Neulich passierte etwas Sonderbares. Ich traf dich. Ich hatte lange auf den Augenblick gewartet, das kannst du mir glauben. Ich war so unruhig, weil ich dich wiedersehen musste. So oft habe ich mich gefragt, wie es dir geht, wie du ausschaust und vor allem, ob du auch manchmal an mich denkst. Das Bedürfnis dich wiedersehen zu wollen wuchs ständig. Es gab Pausen. Tage, an denen ich nicht so viel an dich denken musste und nicht ständig in Erinnerungen schwelgte, aber diese Pausen kamen immer seltener und stattdessen wuchs das Gefühl dir nahe sein zu wollen. Die Tage vor dem Tag, an dem ich dich nach vielen Jahren wiedersehen sollte, war ich nervös. Es war mir egal wie lange wir uns sehen würden, es war mir egal unter welchen Umständen. Mein einziger Gedanke galt dich wiedersehen zu dürfen. Ich hatte so lange darauf gehofft.
Und dann kam der Tag. Der Tag an dem ich dich wiedersah. Nein, ich war nicht enttäuscht. Obgleich unsere Begrüßung recht kühl und mit Abstand von statten ging. Aber was hatte ich erwartet? Du erschienst mir einen Augenblick lang fremd. Doch dieser Eindruck verschwand recht bald. Wir saßen uns kurze Zeit später gegenüber an einem runden Tisch, im obersten Stock eines Cafés. Zuerst erschien die Stimmung etwas gespielt und hilflos. Ich hatte den Eindruck, dass du dich fragtest, warum du eigentlich hier warst. Wir bestellten. Ich eine heiße Schokolade, oder war es Kakao? Du bestelltest einen Kaffee. Auch rauchtest du immer noch. Das störte mich aber nicht. Du tautest langsam auf. Wir schnitten viele Themen an, aber einige gingen auch in die Tiefe. Wir redeten hauptsächlich über alte Zeiten und über meine Familie. Dinge mit denen wir uns eben vor Jahren auseinander setzten, als wir uns mehr oder weniger regelmäßig sahen. Ich erinnere mich dich angesehen zu haben und ich erkannte, dass du immer noch wahnsinnig attraktiv warst.

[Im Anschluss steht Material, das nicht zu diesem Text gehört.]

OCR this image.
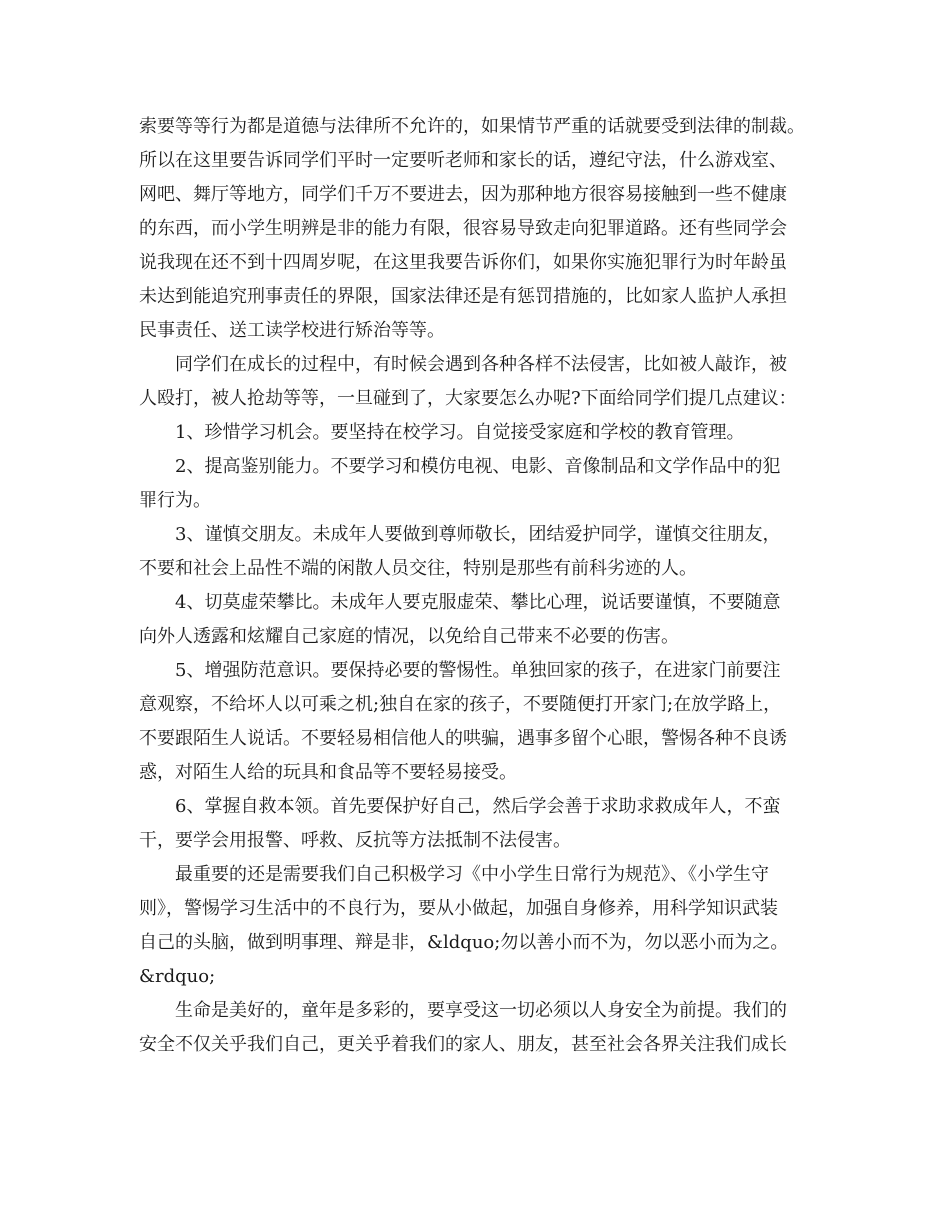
索要等等行为都是道德与法律所不允许的，如果情节严重的话就要受到法律的制裁。
所以在这里要告诉同学们平时一定要听老师和家长的话，遵纪守法，什么游戏室、
网吧、舞厅等地方，同学们千万不要进去，因为那种地方很容易接触到一些不健康
的东西，而小学生明辨是非的能力有限，很容易导致走向犯罪道路。还有些同学会
说我现在还不到十四周岁呢，在这里我要告诉你们，如果你实施犯罪行为时年龄虽
未达到能追究刑事责任的界限，国家法律还是有惩罚措施的，比如家人监护人承担
民事责任、送工读学校进行矫治等等。
同学们在成长的过程中，有时候会遇到各种各样不法侵害，比如被人敲诈，被
人殴打，被人抢劫等等，一旦碰到了，大家要怎么办呢?下面给同学们提几点建议：
1、珍惜学习机会。要坚持在校学习。自觉接受家庭和学校的教育管理。
2、提高鉴别能力。不要学习和模仿电视、电影、音像制品和文学作品中的犯
罪行为。
3、谨慎交朋友。未成年人要做到尊师敬长，团结爱护同学，谨慎交往朋友，
不要和社会上品性不端的闲散人员交往，特别是那些有前科劣迹的人。
4、切莫虚荣攀比。未成年人要克服虚荣、攀比心理，说话要谨慎，不要随意
向外人透露和炫耀自己家庭的情况，以免给自己带来不必要的伤害。
5、增强防范意识。要保持必要的警惕性。单独回家的孩子，在进家门前要注
意观察，不给坏人以可乘之机;独自在家的孩子，不要随便打开家门;在放学路上，
不要跟陌生人说话。不要轻易相信他人的哄骗，遇事多留个心眼，警惕各种不良诱
惑，对陌生人给的玩具和食品等不要轻易接受。
6、掌握自救本领。首先要保护好自己，然后学会善于求助求救成年人，不蛮
干，要学会用报警、呼救、反抗等方法抵制不法侵害。
最重要的还是需要我们自己积极学习《中小学生日常行为规范》、《小学生守
则》，警惕学习生活中的不良行为，要从小做起，加强自身修养，用科学知识武装
自己的头脑，做到明事理、辩是非，&ldquo;勿以善小而不为，勿以恶小而为之。
&rdquo;
生命是美好的，童年是多彩的，要享受这一切必须以人身安全为前提。我们的
安全不仅关乎我们自己，更关乎着我们的家人、朋友，甚至社会各界关注我们成长
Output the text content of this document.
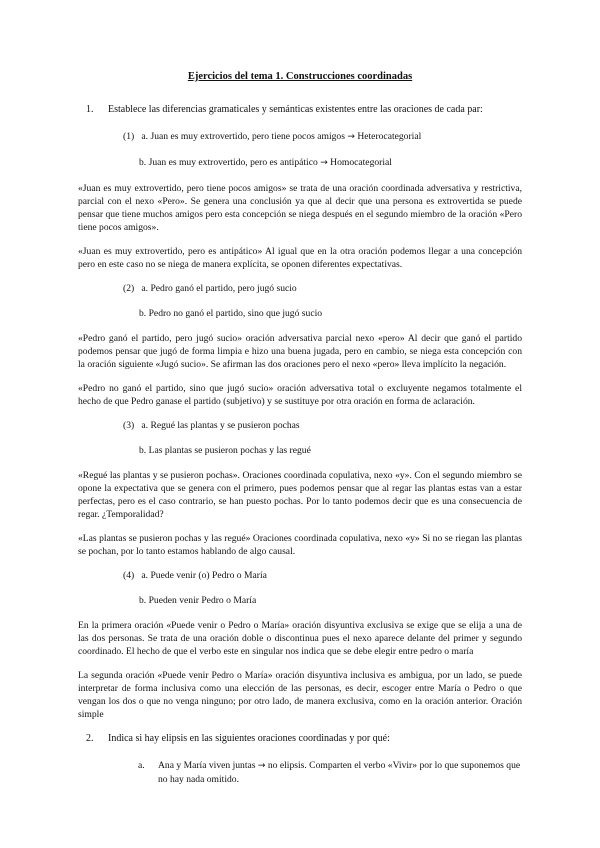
Ejercicios del tema 1. Construcciones coordinadas
1.	Establece las diferencias gramaticales y semánticas existentes entre las oraciones de cada par:
(1) a. Juan es muy extrovertido, pero tiene pocos amigos → Heterocategorial
b. Juan es muy extrovertido, pero es antipático → Homocategorial
«Juan es muy extrovertido, pero tiene pocos amigos» se trata de una oración coordinada adversativa y restrictiva, parcial con el nexo «Pero». Se genera una conclusión ya que al decir que una persona es extrovertida se puede pensar que tiene muchos amigos pero esta concepción se niega después en el segundo miembro de la oración «Pero tiene pocos amigos».
«Juan es muy extrovertido, pero es antipático» Al igual que en la otra oración podemos llegar a una concepción pero en este caso no se niega de manera explícita, se oponen diferentes expectativas.
(2) a. Pedro ganó el partido, pero jugó sucio
b. Pedro no ganó el partido, sino que jugó sucio
«Pedro ganó el partido, pero jugó sucio» oración adversativa parcial nexo «pero» Al decir que ganó el partido podemos pensar que jugó de forma limpia e hizo una buena jugada, pero en cambio, se niega esta concepción con la oración siguiente «Jugó sucio». Se afirman las dos oraciones pero el nexo «pero» lleva implícito la negación.
«Pedro no ganó el partido, sino que jugó sucio» oración adversativa total o excluyente negamos totalmente el hecho de que Pedro ganase el partido (subjetivo) y se sustituye por otra oración en forma de aclaración.
(3) a. Regué las plantas y se pusieron pochas
b. Las plantas se pusieron pochas y las regué
«Regué las plantas y se pusieron pochas». Oraciones coordinada copulativa, nexo «y». Con el segundo miembro se opone la expectativa que se genera con el primero, pues podemos pensar que al regar las plantas estas van a estar perfectas, pero es el caso contrario, se han puesto pochas. Por lo tanto podemos decir que es una consecuencia de regar. ¿Temporalidad?
«Las plantas se pusieron pochas y las regué» Oraciones coordinada copulativa, nexo «y» Si no se riegan las plantas se pochan, por lo tanto estamos hablando de algo causal.
(4) a. Puede venir (o) Pedro o María
b. Pueden venir Pedro o María
En la primera oración «Puede venir o Pedro o María» oración disyuntiva exclusiva se exige que se elija a una de las dos personas. Se trata de una oración doble o discontinua pues el nexo aparece delante del primer y segundo coordinado. El hecho de que el verbo este en singular nos indica que se debe elegir entre pedro o maría
La segunda oración «Puede venir Pedro o María» oración disyuntiva inclusiva es ambigua, por un lado, se puede interpretar de forma inclusiva como una elección de las personas, es decir, escoger entre María o Pedro o que vengan los dos o que no venga ninguno; por otro lado, de manera exclusiva, como en la oración anterior. Oración simple
2.	Indica si hay elipsis en las siguientes oraciones coordinadas y por qué:
a.	Ana y María viven juntas → no elipsis. Comparten el verbo «Vivir» por lo que suponemos que no hay nada omitido.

Du hattest dich kaum verändert und warst immer noch genauso liebenswert, hattest dir deine innere Schönheit bewahrt.
So schön diese zwei Stunden waren, so grausam waren sie im Nachhinein. Wider erwarten fühlte ich mich nicht besser danach. Im Gegenteil. Aber ich bereute unser Treffen nicht. Auch heute nicht, denn mittlerweile geht es mir wieder gut, besser als vor dem Treffen.

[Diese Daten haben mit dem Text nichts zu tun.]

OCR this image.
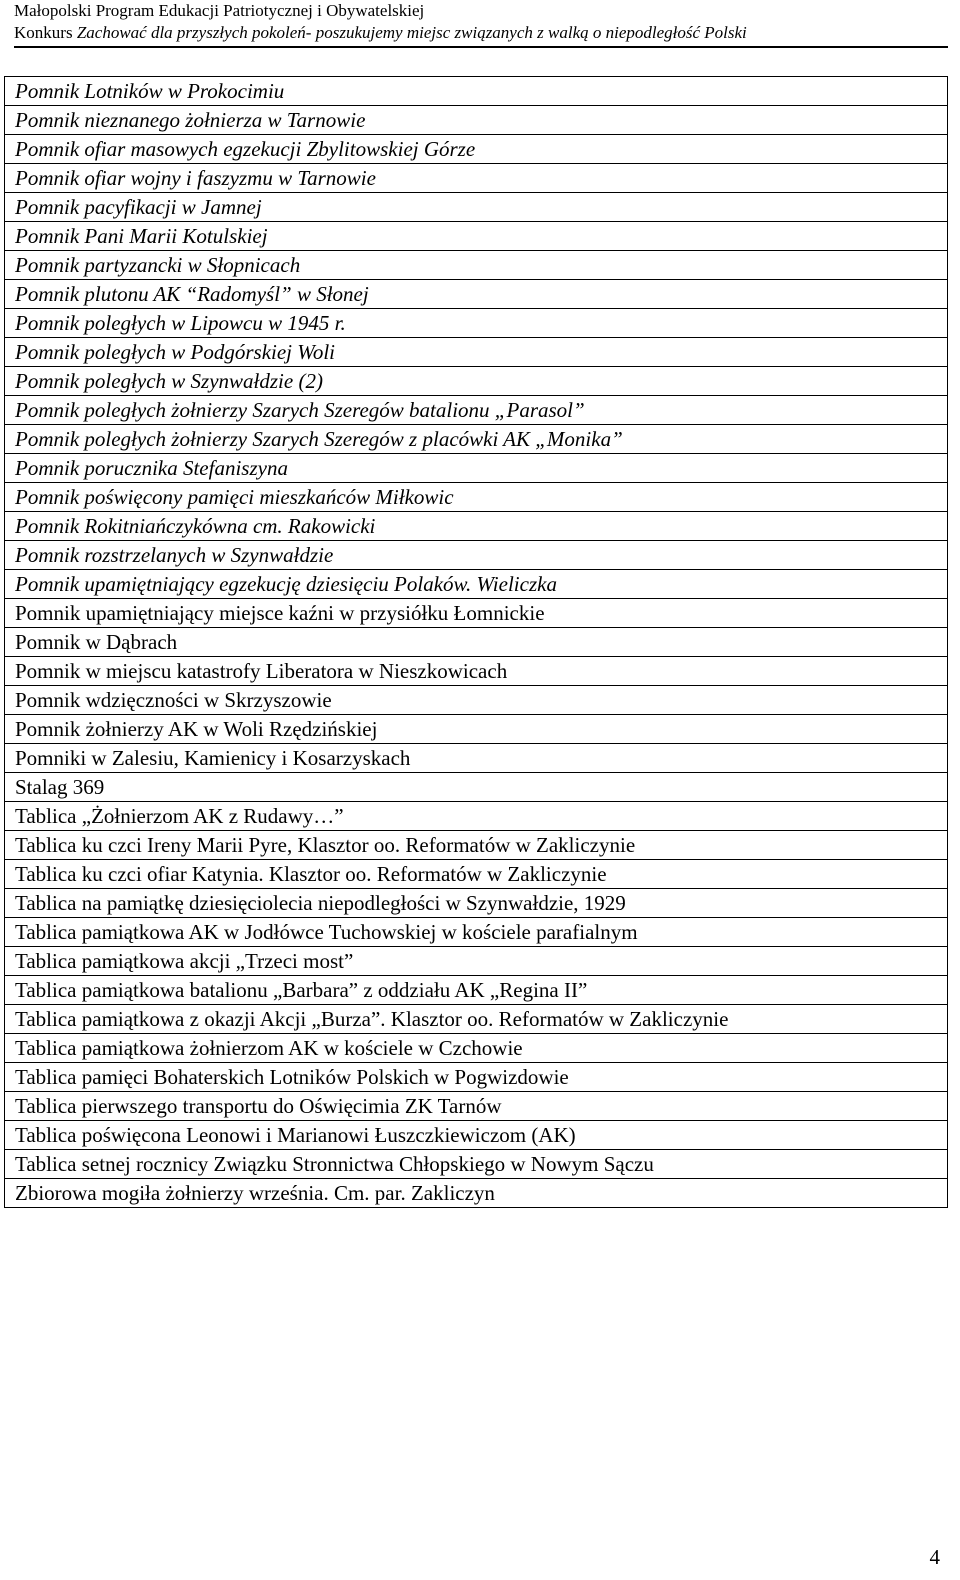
Małopolski Program Edukacji Patriotycznej i Obywatelskiej
Konkurs Zachować dla przyszłych pokoleń- poszukujemy miejsc związanych z walką o niepodległość Polski
Pomnik Lotników w Prokocimiu
Pomnik nieznanego żołnierza w Tarnowie
Pomnik ofiar masowych egzekucji Zbylitowskiej Górze
Pomnik ofiar wojny i faszyzmu w Tarnowie
Pomnik pacyfikacji w Jamnej
Pomnik Pani Marii Kotulskiej
Pomnik partyzancki w Słopnicach
Pomnik plutonu AK “Radomyśl” w Słonej
Pomnik poległych w Lipowcu w 1945 r.
Pomnik poległych w Podgórskiej Woli
Pomnik poległych w Szynwałdzie (2)
Pomnik poległych żołnierzy Szarych Szeregów batalionu „Parasol”
Pomnik poległych żołnierzy Szarych Szeregów z placówki AK „Monika”
Pomnik porucznika Stefaniszyna
Pomnik poświęcony pamięci mieszkańców Miłkowic
Pomnik Rokitniańczykówna cm. Rakowicki
Pomnik rozstrzelanych w Szynwałdzie
Pomnik upamiętniający egzekucję dziesięciu Polaków. Wieliczka
Pomnik upamiętniający miejsce kaźni w przysiółku Łomnickie
Pomnik w Dąbrach
Pomnik w miejscu katastrofy Liberatora w Nieszkowicach
Pomnik wdzięczności w Skrzyszowie
Pomnik żołnierzy AK w Woli Rzędzińskiej
Pomniki w Zalesiu, Kamienicy i Kosarzyskach
Stalag 369
Tablica „Żołnierzom AK z Rudawy…”
Tablica ku czci Ireny Marii Pyre, Klasztor oo. Reformatów w Zakliczynie
Tablica ku czci ofiar Katynia. Klasztor oo. Reformatów w Zakliczynie
Tablica na pamiątkę dziesięciolecia niepodległości w Szynwałdzie, 1929
Tablica pamiątkowa AK w Jodłówce Tuchowskiej w kościele parafialnym
Tablica pamiątkowa akcji „Trzeci most”
Tablica pamiątkowa batalionu „Barbara” z oddziału AK „Regina II”
Tablica pamiątkowa z okazji Akcji „Burza”. Klasztor oo. Reformatów w Zakliczynie
Tablica pamiątkowa żołnierzom AK w kościele w Czchowie
Tablica pamięci Bohaterskich Lotników Polskich w Pogwizdowie
Tablica pierwszego transportu do Oświęcimia ZK Tarnów
Tablica poświęcona Leonowi i Marianowi Łuszczkiewiczom (AK)
Tablica setnej rocznicy Związku Stronnictwa Chłopskiego w Nowym Sączu
Zbiorowa mogiła żołnierzy września. Cm. par. Zakliczyn
4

Wir gingen wieder getrennte Wege. Ich stand neben mir. Das ging ein paar Tage so. Ich dachte nur über unser Treffen nach. Ich sah immer wieder dein Gesicht vor meinem. Deine Haselnuss braunen Augen im Kontrast zu deinem blonden Haar. Deine vor Aufregung rot glühenden Wangen und Ohren. Deine großen, schönen Hände. Ich hätte in dem Moment alles für dich aufgegeben, ja gesagt, wenn du mich gefragt hättest.

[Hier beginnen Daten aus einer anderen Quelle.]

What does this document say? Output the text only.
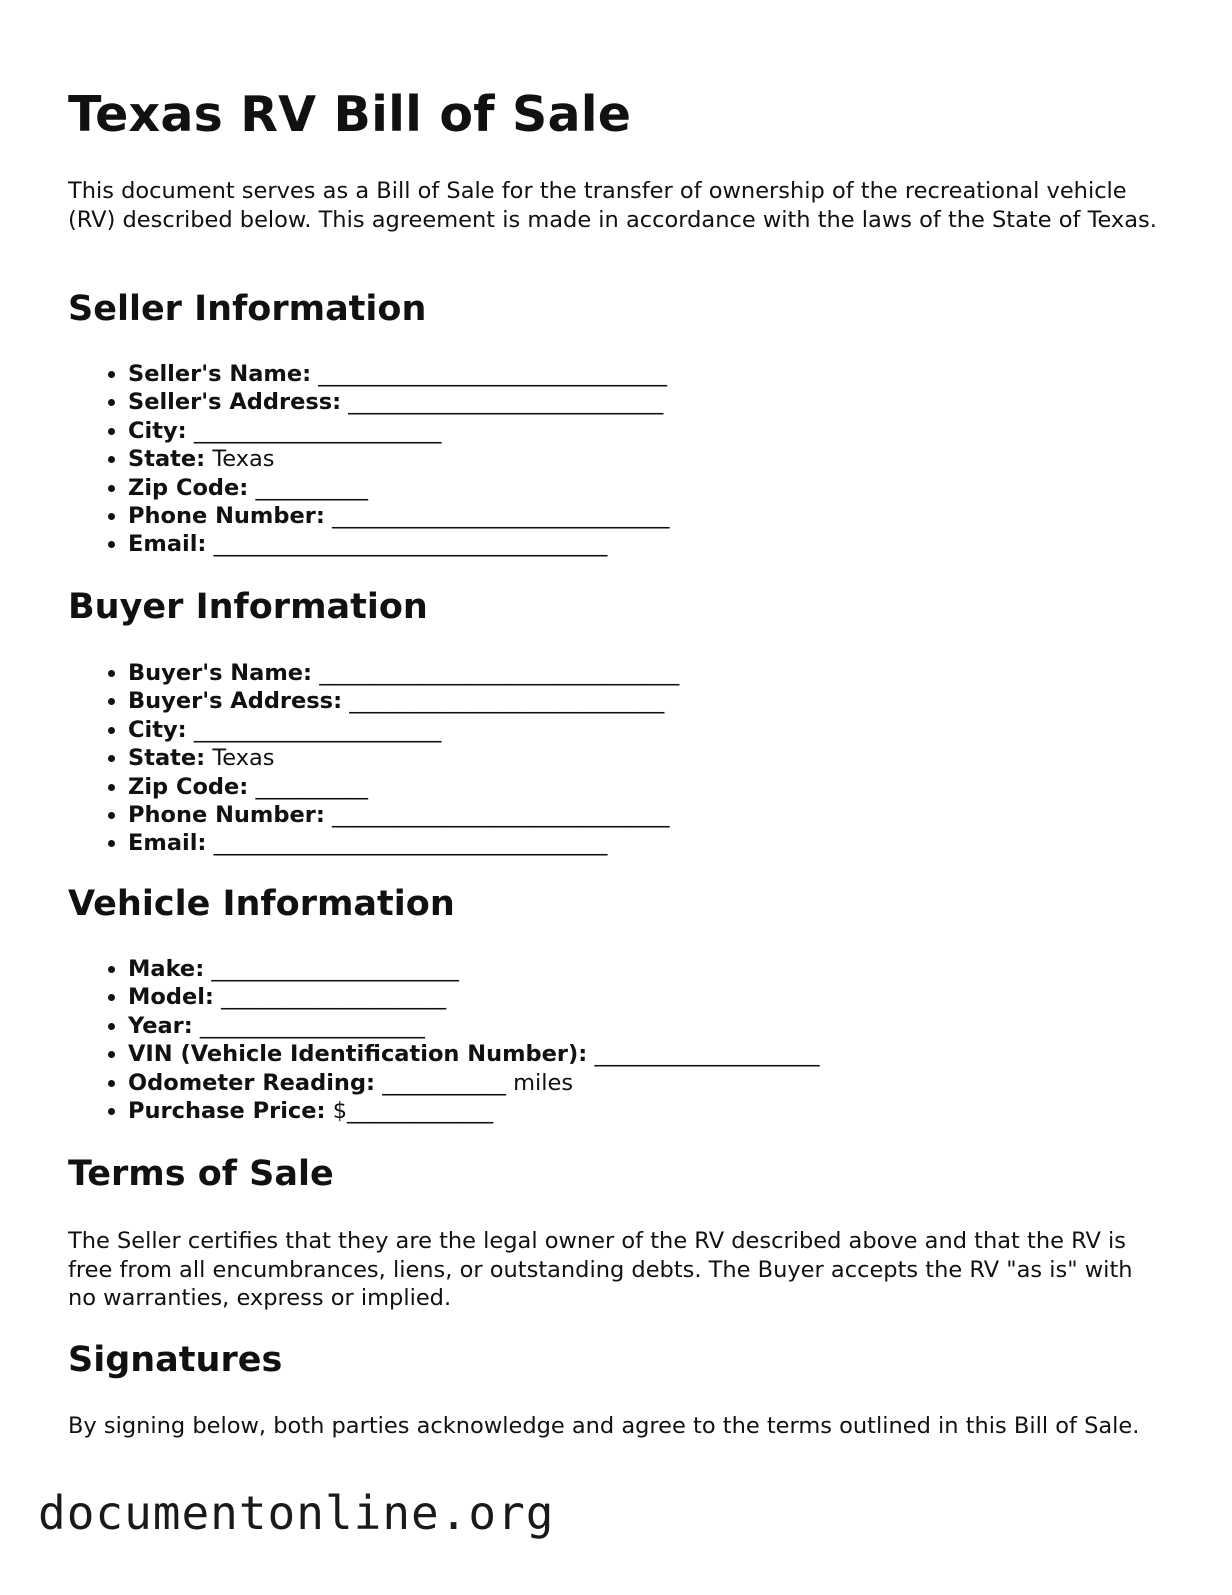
Texas RV Bill of Sale

This document serves as a Bill of Sale for the transfer of ownership of the recreational vehicle (RV) described below. This agreement is made in accordance with the laws of the State of Texas.

Seller Information
• Seller's Name: _______________________________
• Seller's Address: ____________________________
• City: ______________________
• State: Texas
• Zip Code: __________
• Phone Number: ______________________________
• Email: ___________________________________
Buyer Information
• Buyer's Name: ________________________________
• Buyer's Address: ____________________________
• City: ______________________
• State: Texas
• Zip Code: __________
• Phone Number: ______________________________
• Email: ___________________________________
Vehicle Information
• Make: ______________________
• Model: ____________________
• Year: ____________________
• VIN (Vehicle Identification Number): ____________________
• Odometer Reading: ___________ miles
• Purchase Price: $_____________
Terms of Sale

The Seller certifies that they are the legal owner of the RV described above and that the RV is free from all encumbrances, liens, or outstanding debts. The Buyer accepts the RV "as is" with no warranties, express or implied.

Signatures

By signing below, both parties acknowledge and agree to the terms outlined in this Bill of Sale.

documentonline.org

Wir verabschiedeten uns, als würden wir uns morgen wiedersehen. Doch im nächsten Moment warst du wieder weit weg und liest mich zurück. Nein, wir ließen uns zurück.
Zuerst war ich betäubt, doch dann spürte ich den Schmerz, der sich einen Weg nach außen bahnte. Nach ein paar Tagen völliger Abwesenheit begriff ich, und es brach aus mir heraus, schüttelte mich. Danach ging es mir besser. Ich war immer noch sensibel, aber befreit. Ich hatte es akzeptiert, wenn auch unter Schmerzen, dass es kein "uns" in der Gegenwart gäbe. Wie konnte ich das je als eine Möglichkeit in Erwägung gezogen haben? Nach allem, was passiert ist. Ich schaffe es immer wieder mich selbst zu überraschen.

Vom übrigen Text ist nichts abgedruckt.